Mein Sitz ist leider nicht optimal. Azub hat die Sitze für steile Lehnenwinkel konstruiert. Aber flacher gestellt sitzt es sich viel bequemer. Das habe ich denen ja bei der Trikeneubestellung auch mitgeteilt. Leider ist der Querholm für die obere Sitzaufnahme ( wo die Gewindestangen dran verschraubt sind) zu weit unten verschweißt. Das ergibt einen langen Hebelarm. Beim Anlehnen schaffe ich es problemlos, den Sitz durchzudrücken.

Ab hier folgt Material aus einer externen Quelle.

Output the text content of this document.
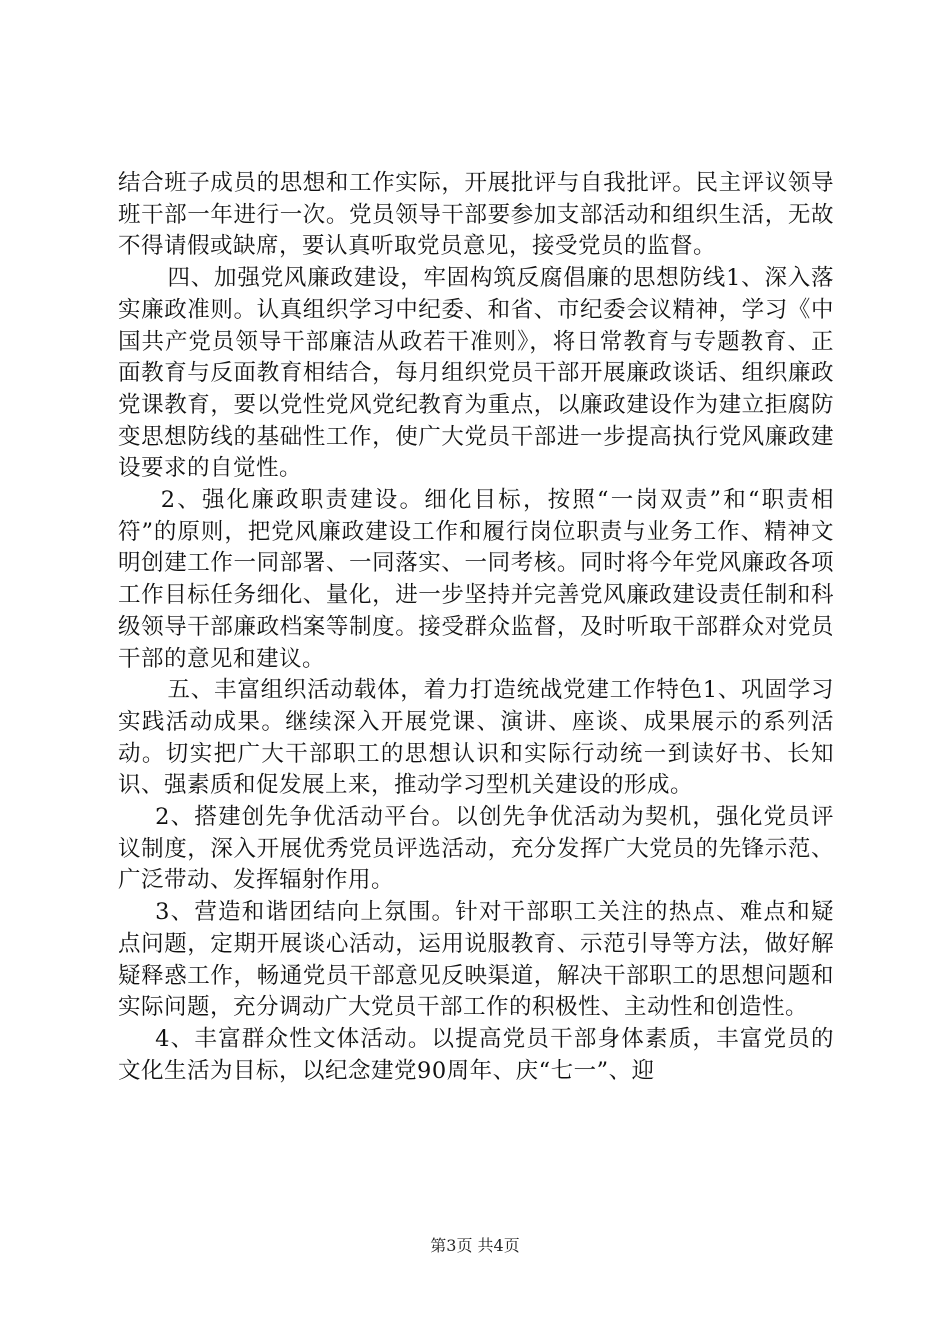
结合班子成员的思想和工作实际，开展批评与自我批评。民主评议领导班干部一年进行一次。党员领导干部要参加支部活动和组织生活，无故不得请假或缺席，要认真听取党员意见，接受党员的监督。

四、加强党风廉政建设，牢固构筑反腐倡廉的思想防线1、深入落实廉政准则。认真组织学习中纪委、和省、市纪委会议精神，学习《中国共产党员领导干部廉洁从政若干准则》，将日常教育与专题教育、正面教育与反面教育相结合，每月组织党员干部开展廉政谈话、组织廉政党课教育，要以党性党风党纪教育为重点，以廉政建设作为建立拒腐防变思想防线的基础性工作，使广大党员干部进一步提高执行党风廉政建设要求的自觉性。

2、强化廉政职责建设。细化目标，按照“一岗双责”和“职责相符”的原则，把党风廉政建设工作和履行岗位职责与业务工作、精神文明创建工作一同部署、一同落实、一同考核。同时将今年党风廉政各项工作目标任务细化、量化，进一步坚持并完善党风廉政建设责任制和科级领导干部廉政档案等制度。接受群众监督，及时听取干部群众对党员干部的意见和建议。

五、丰富组织活动载体，着力打造统战党建工作特色1、巩固学习实践活动成果。继续深入开展党课、演讲、座谈、成果展示的系列活动。切实把广大干部职工的思想认识和实际行动统一到读好书、长知识、强素质和促发展上来，推动学习型机关建设的形成。

2、搭建创先争优活动平台。以创先争优活动为契机，强化党员评议制度，深入开展优秀党员评选活动，充分发挥广大党员的先锋示范、广泛带动、发挥辐射作用。

3、营造和谐团结向上氛围。针对干部职工关注的热点、难点和疑点问题，定期开展谈心活动，运用说服教育、示范引导等方法，做好解疑释惑工作，畅通党员干部意见反映渠道，解决干部职工的思想问题和实际问题，充分调动广大党员干部工作的积极性、主动性和创造性。

4、丰富群众性文体活动。以提高党员干部身体素质，丰富党员的文化生活为目标，以纪念建党90周年、庆“七一”、迎

第3页 共4页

Diese Woche war sehr plattenreich. 2 im HR und einer links. Bordwerkzeug habe ich immer dabei. Kein Problem.

Für die Kettenblattgarnitur hatte ich Ersatz besorgt. Leider zu billig, alle Ritzel waren vernietet. Die Suche im örtlichen Fachhandel war nach mehreren Besuchen in verschiedenen Läden von Erfolg gekröhnt. Aber der hatte nur das 48er KB, kein Kettenschutz. Jetzt habe ich die KB-Garnitur wieder zurück getauscht mit neuem großen KB und halben Kettenschutz. Mit der billigen 3er Garnitur konnte ich nicht mehr so gut schalten. Jetzt läufts wieder.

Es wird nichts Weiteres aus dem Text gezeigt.